Mis à jour 02/12/2022 à 13:04 GMT+1

COUPE DU MONDE - Boycott, ou pas ? Qui a gagné le débat ? Les boycotteurs, sans aucun doute. Non pas parce qu’ils ont raison - de mon point de vue c’est toujours une impasse - mais parce que leur positionnement radical éteint naturellement toute future discussion possible. Après le Mondial, la prochaine cible est identifiée, c’est le football.

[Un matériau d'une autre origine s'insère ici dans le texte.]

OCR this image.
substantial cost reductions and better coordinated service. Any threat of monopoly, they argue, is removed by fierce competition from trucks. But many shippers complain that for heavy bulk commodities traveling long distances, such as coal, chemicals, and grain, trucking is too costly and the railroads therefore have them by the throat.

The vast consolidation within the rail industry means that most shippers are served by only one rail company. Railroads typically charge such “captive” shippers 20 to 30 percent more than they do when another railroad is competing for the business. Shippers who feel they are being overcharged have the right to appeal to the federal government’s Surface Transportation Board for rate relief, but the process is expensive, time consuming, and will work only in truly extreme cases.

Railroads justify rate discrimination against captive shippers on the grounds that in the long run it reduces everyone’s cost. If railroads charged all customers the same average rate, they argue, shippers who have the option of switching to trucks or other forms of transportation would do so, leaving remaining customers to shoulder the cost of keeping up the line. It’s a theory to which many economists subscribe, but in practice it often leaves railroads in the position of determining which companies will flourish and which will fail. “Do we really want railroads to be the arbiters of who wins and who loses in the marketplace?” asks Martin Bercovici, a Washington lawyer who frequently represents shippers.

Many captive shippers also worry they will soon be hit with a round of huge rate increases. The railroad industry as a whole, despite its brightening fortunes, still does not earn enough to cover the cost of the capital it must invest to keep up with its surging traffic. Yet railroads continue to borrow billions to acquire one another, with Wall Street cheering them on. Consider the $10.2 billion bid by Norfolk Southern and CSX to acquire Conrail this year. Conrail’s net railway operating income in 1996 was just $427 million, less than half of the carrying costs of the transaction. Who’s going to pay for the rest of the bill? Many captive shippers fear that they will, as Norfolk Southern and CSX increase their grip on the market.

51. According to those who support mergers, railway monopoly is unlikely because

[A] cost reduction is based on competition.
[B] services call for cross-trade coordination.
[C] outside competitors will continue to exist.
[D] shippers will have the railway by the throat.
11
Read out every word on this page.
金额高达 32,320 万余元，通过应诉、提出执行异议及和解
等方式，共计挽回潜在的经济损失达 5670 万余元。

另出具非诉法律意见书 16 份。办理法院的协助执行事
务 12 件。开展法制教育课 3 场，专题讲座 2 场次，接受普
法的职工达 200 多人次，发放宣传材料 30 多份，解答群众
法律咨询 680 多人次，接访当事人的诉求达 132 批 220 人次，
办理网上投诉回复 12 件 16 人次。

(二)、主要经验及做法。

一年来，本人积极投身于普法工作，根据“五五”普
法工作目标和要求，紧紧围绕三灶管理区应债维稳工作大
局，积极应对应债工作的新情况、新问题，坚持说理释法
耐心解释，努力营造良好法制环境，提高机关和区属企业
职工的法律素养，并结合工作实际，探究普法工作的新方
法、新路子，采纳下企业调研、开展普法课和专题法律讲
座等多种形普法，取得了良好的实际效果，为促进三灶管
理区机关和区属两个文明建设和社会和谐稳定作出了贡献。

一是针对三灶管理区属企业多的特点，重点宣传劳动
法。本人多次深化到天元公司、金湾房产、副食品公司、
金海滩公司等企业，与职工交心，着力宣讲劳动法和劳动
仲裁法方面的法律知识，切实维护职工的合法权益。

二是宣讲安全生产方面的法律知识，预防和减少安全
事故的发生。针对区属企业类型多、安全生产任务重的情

La Coupe du monde, au Qatar, avant un match du Mondial

Crédit: Getty Images

On avait quitté les débats épidémiologiques sur la relativité des taux d’incidence et la nocivité potentielle de l’ARN messager, il y a désormais les débats sur les taux d’audience du Mondial en Allemagne. Ils ont fleuri ces derniers jours comme des coquelicots dans l’immense champ des opinions contradictoires.
D’un côté, oui, on pouvait compter sur les Allemands, nos frères, pour faire ce qu’il fallait (ou pas). On était heureux de voir le couple franco-allemand s’entendre aussi bien. Leur attitude permettait de confirmer absolument tout ce qu’on pensait sur le Mondial et son boycott éventuel (ou pas). Si l’on était pour le boycott, on constatait avec un certain émerveillement que la courbe des audiences baissait nettement (ou pas). Si, si. Elle baisse regardez.
Contre le Japon, nous apprenait-on, il n’y avait que 9 millions de Germains devant leur télévision (contre 25 millions en moyenne pendant la coupe du monde 2018). Pour les boycotteurs, ça ne faisait aucun doute. Les Allemands, eux, avaient eu le courage d’écouter les appels à s’abstenir.
Mais, miracle de la croyance, les non-boycotteurs y ont vu l’inverse et la preuve définitive que le boycott était inefficace pour influer sur le cours de l’histoire. Contre l’Espagne, au match suivant, 17 millions d’Allemands s’étaient réunis. On avait oublié, brandissait-on, le poids du streaming légal ou non, l’horaire du match (20h pour Allemagne-Espagne, 14h en pleine semaine pour Allemagne-Japon), la qualité de l’opposition et l’enjeu.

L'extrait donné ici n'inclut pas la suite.